Tips for Better Results

  • Be specific. "Be more concise" is vague. "Max 2 sentences per insight, no adjectives" works.
  • Show, don't just tell. If you want a specific format, paste an example into the chat.
  • Change one thing at a time. If the output gets weird after five changes, you won't know which one caused it.
  • Test after each change. Run a transcript you know well, so you can spot what shifted.

What NOT to Change

Even if you ask Claude, it should leave these alone. They are important parts of the system:

  • The Consolidation step: this stops Tab 1 saying "Alice" while Tab 3 says "Product Owner"
  • The Participant Resolution rules: they prevent Claude from inventing people who weren't in the meeting
  • The Tailwind and Chart.js CDN links in the template: without them, styling breaks

If a change touches any of these, Claude will (and should) push back. Trust that.

Going Deeper

If you'd rather peek under the hood, the customisation lives in three files:

CLAUDE.md

Controls the dashboard structure, including tabs, sections, and rules.

.claude/agents/*.md

Controls how each AI analyst thinks, including tone, depth, and what to look for.

templates/dashboard.html

Controls the visual look, including fonts, colours, and layout.

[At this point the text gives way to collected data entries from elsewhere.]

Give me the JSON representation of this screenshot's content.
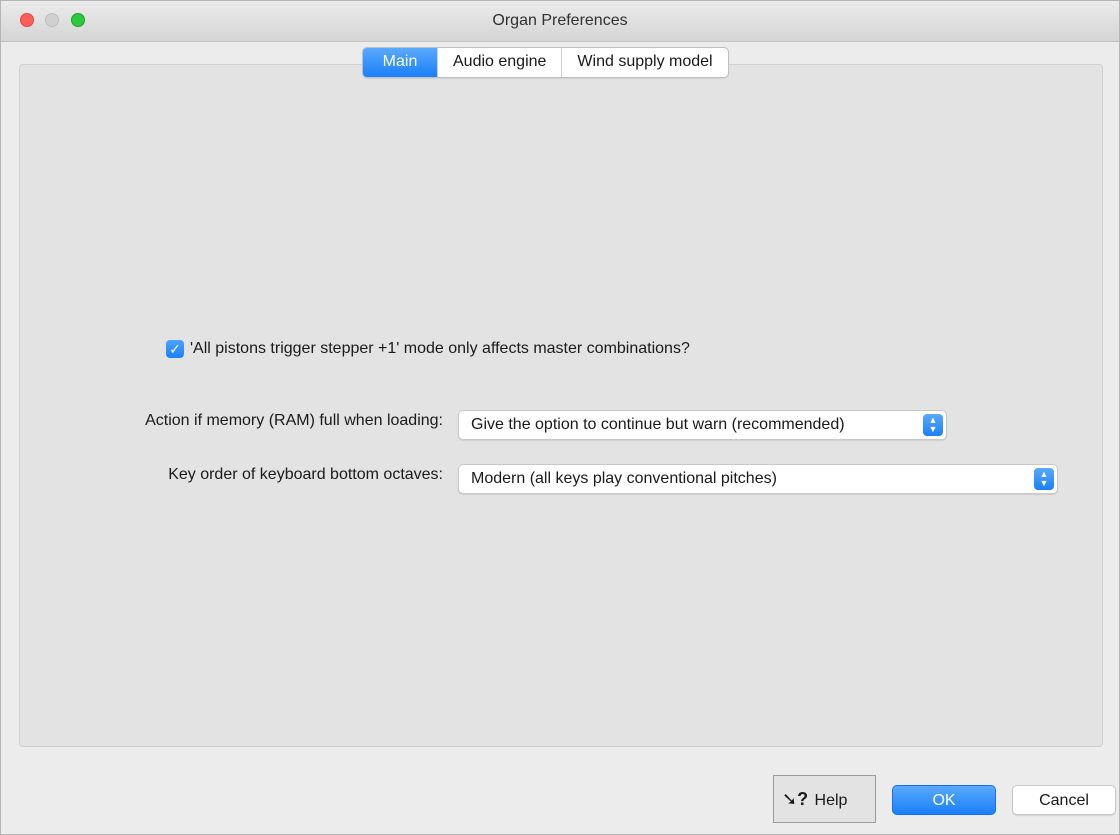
{
  "window": {
    "title": "Organ Preferences"
  },
  "tabs": [
    {
      "label": "Main",
      "active": true
    },
    {
      "label": "Audio engine",
      "active": false
    },
    {
      "label": "Wind supply model",
      "active": false
    }
  ],
  "main": {
    "master_combinations_checkbox": {
      "label": "'All pistons trigger stepper +1' mode only affects master combinations?",
      "checked": true
    },
    "memory_full": {
      "label": "Action if memory (RAM) full when loading:",
      "selected": "Give the option to continue but warn (recommended)"
    },
    "key_order": {
      "label": "Key order of keyboard bottom octaves:",
      "selected": "Modern (all keys play conventional pitches)"
    }
  },
  "footer": {
    "help_label": "Help",
    "ok_label": "OK",
    "cancel_label": "Cancel"
  },
  "icons": {
    "help": "help-cursor-icon",
    "check": "checkmark-icon",
    "stepper": "chevron-up-down-icon"
  },
  "colors": {
    "accent": "#1a7ff7",
    "close": "#fc5f57",
    "maximize": "#2bc840"
  }
}
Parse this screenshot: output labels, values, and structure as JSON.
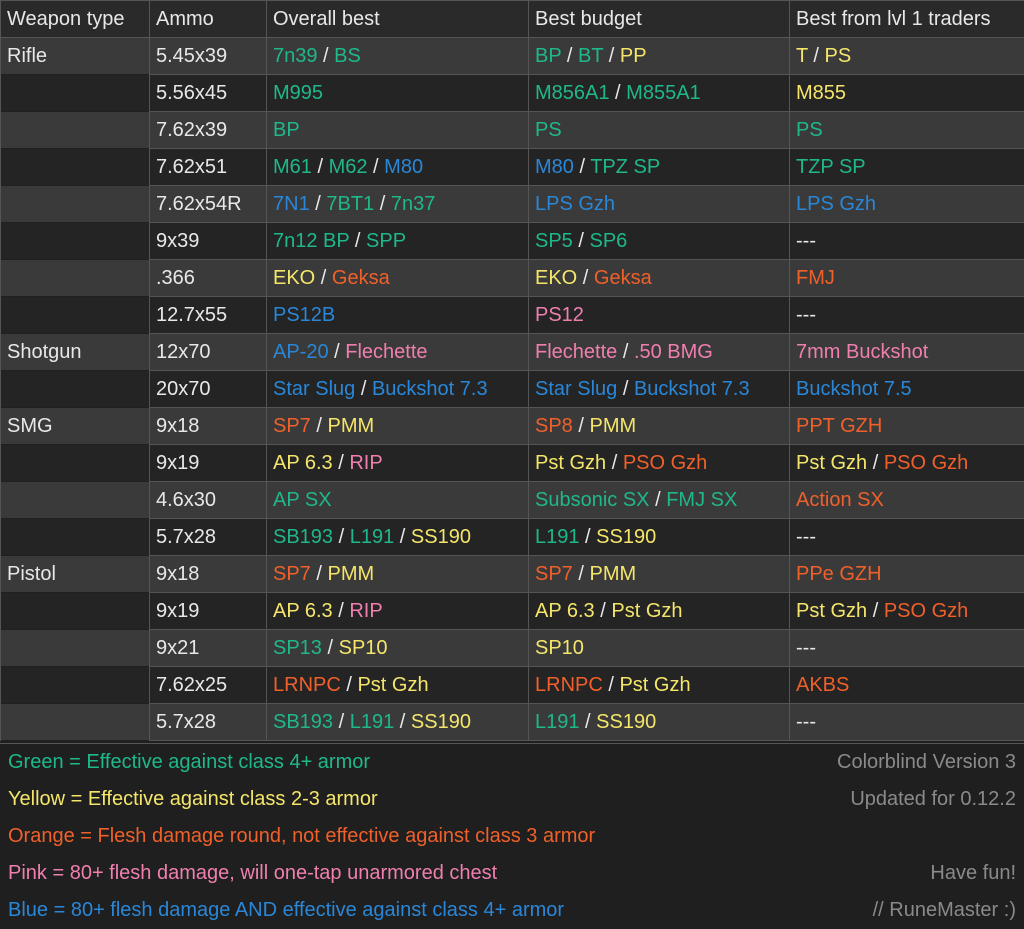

You can open these directly and edit by hand. They're plain English, not code. For most teams, asking Claude is faster and safer.

Testing Your Changes

The cycle is fast and usually takes under a minute per try.

  1. Make one change.
  2. Ask Claude Code: "Process the test project transcript again with the new instructions."
  3. Open the dashboard and compare it with your sample meeting.

Pro Tip: Keep one sample .vtt you know really well. You'll spot what changed faster.

Additional Tips

  • Start by tweaking tone before changing structure. Most teams just want the analysis to "sound right"
  • Save a copy of CLAUDE.md before big edits, so you can always roll back
  • Read the existing rules first. CLAUDE.md already has rules like "no markdown files, only HTML" and "use canonical names". Conflicts cause messy output.